Of course, the film retains many Zach Snyder touches.  There's lots of shots that abruptly brake to super-slo-mo (particularly when talons are within an inch of slashing nastily at someone's face).  Camerawork is heightened by a full chorus and a woman ululating along the Aeolian scale.  The color palette, particularly for the battle scenes, is "burnt somber", with slashes of red here and there.  Yet the message is the opposite of 300.  In 300, only the strong were worthy of survival, while the weak were left to die in the elements.  In this movie, the Guardians' stated mission is to mend the weak, heal what is broken, and vanquish evil.  (I guess the Spartans were all about vanquishing evil, too, but they did it with abdominal crunches).

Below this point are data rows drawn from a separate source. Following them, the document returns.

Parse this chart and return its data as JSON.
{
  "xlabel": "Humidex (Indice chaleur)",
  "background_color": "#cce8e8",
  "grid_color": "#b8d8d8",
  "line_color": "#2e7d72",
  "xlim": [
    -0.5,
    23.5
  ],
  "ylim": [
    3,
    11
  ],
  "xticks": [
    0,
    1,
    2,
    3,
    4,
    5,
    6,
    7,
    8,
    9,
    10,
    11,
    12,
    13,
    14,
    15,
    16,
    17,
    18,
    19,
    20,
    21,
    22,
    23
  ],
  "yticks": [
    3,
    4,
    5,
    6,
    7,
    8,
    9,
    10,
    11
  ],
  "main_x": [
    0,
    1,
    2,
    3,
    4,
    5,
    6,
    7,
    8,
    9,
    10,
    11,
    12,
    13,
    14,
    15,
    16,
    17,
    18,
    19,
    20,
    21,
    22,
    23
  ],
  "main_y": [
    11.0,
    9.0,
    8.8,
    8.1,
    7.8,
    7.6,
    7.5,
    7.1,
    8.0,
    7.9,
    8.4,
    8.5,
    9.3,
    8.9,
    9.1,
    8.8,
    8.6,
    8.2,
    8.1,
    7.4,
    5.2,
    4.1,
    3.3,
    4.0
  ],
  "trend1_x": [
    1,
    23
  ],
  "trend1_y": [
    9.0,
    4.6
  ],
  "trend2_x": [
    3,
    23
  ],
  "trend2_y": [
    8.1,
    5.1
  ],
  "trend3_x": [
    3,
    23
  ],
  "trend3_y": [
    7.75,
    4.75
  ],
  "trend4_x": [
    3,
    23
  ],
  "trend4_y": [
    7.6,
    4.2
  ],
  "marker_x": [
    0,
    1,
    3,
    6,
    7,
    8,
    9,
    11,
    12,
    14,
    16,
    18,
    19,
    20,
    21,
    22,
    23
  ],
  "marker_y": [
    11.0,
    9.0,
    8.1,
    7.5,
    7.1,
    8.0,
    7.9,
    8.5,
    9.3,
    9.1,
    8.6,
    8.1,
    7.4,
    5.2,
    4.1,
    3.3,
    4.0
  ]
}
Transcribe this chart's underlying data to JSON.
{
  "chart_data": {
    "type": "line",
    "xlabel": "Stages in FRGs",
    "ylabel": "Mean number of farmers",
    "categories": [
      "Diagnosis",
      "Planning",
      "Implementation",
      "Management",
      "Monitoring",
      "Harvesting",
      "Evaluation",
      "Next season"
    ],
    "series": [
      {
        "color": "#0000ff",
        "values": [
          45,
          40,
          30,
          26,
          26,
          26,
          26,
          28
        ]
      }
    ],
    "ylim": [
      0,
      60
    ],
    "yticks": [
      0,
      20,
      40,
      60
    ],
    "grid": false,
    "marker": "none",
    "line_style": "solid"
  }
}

So, the story, in a nutshell: Soren, a fluffy young barn owl being raised in a big tree, thrills to the bedtime stories his father tells him of the Guardians of Ga'Hoole.  After a gravitational mishap, in which Soren and his brother Kludd fall out of the Cute Tree and hit every branch on the way down, the two find themselves kidnapped by a band of evil owls called the Pure Ones.  They are taken to a bleak mountain lair, where Soren is put to work dissecting owl pellets and picking out flecks of metal which the evil owls are using to construct a humungous plasmatic gizzard-zapper.  (What these fragments of metal are, or why mice eat them, goes unexplained.  I just assumed it was cheese-flavored unobtanium, and didn't worry my pretty little head about it any more.)

After his capture, Soren befriends a tiny elf owl named Gylfie.  Together the two of them resist the indoctrination ritual known as "moonblinking", in which the owls stare up at a beautiful object for hours until they forget who they are and where they came from.  In certain circles, this is known as "davidblinking".  The sensation will be familiar to viewers of Pope Joan.

Meanwhile, Hugo Weaving secretly teaches Soren and Gylfie to fly and then helps them escape.  On their journey to Ga'Hoole, they meet a pair of owls called Twilight and Digger, and this is where the film gets really interesting.  And it wasn't just me - the rest of the audience perked up noticeably when Digger arrived and raised the energy level.  Digger is just the cutest lil' thang ever, from his white eyebrows to his spotty head to his hoppy, nervous personality.  He's a bit exhausting to watch, but I suppose burrowing owls (Squeeus caffeinus) do have a tendency to twitch around a lot and act agitated.  And boy, can he ever dig.  I'd love to hire Digger to plant some rosebushes.

It's a testament to David's skill that when he first spoke, I didn't even recognize his voice.  I'm not sure what I was expecting - an owl with an eerie Spartan relish for violence, maybe - but Digger's voice fits perfectly with the character and the tone of the movie.  He doesn't sound like a child, but he sounds childlike, if that makes sense.  He also had great lines and got some of the biggest laughs from the audience: "Just because it's sound, doesn't make it music.".  The little girl behind us whispered "That owl is my favorite, he's the cutest one!" and I thought, "You don't know the half of it, my small friend".

Unfortunately, Digger sort of disappears for the remainder of the movie, which focuses on the relationship between Soren and his mentor, Owlby-Wan Kenobi - er, Ezylryb - as the young owl learns to "trust his gizzard" to fly through windstorms, lightning,  and blizzards.  There's a climactic battle scene, Guardians vs. Pure Ones, in which Soren uses a flaming teapot to disable a winch that shuts off the electrostatic plasma lamp which is paralyzing the Gahooligans' gizzards so they can't move....or something.  OK, maybe the plot isn't the strong point of this movie.

Digger, being a burrower, isn't exactly at home in the sky, so he doesn't feature hugely in the battle scenes.  But at the end, along with the others, he is rewarded for his valor with a Purple Hoot medal.

Oh sorry, that was really bad.  Even Digger would be ashamed of that pun.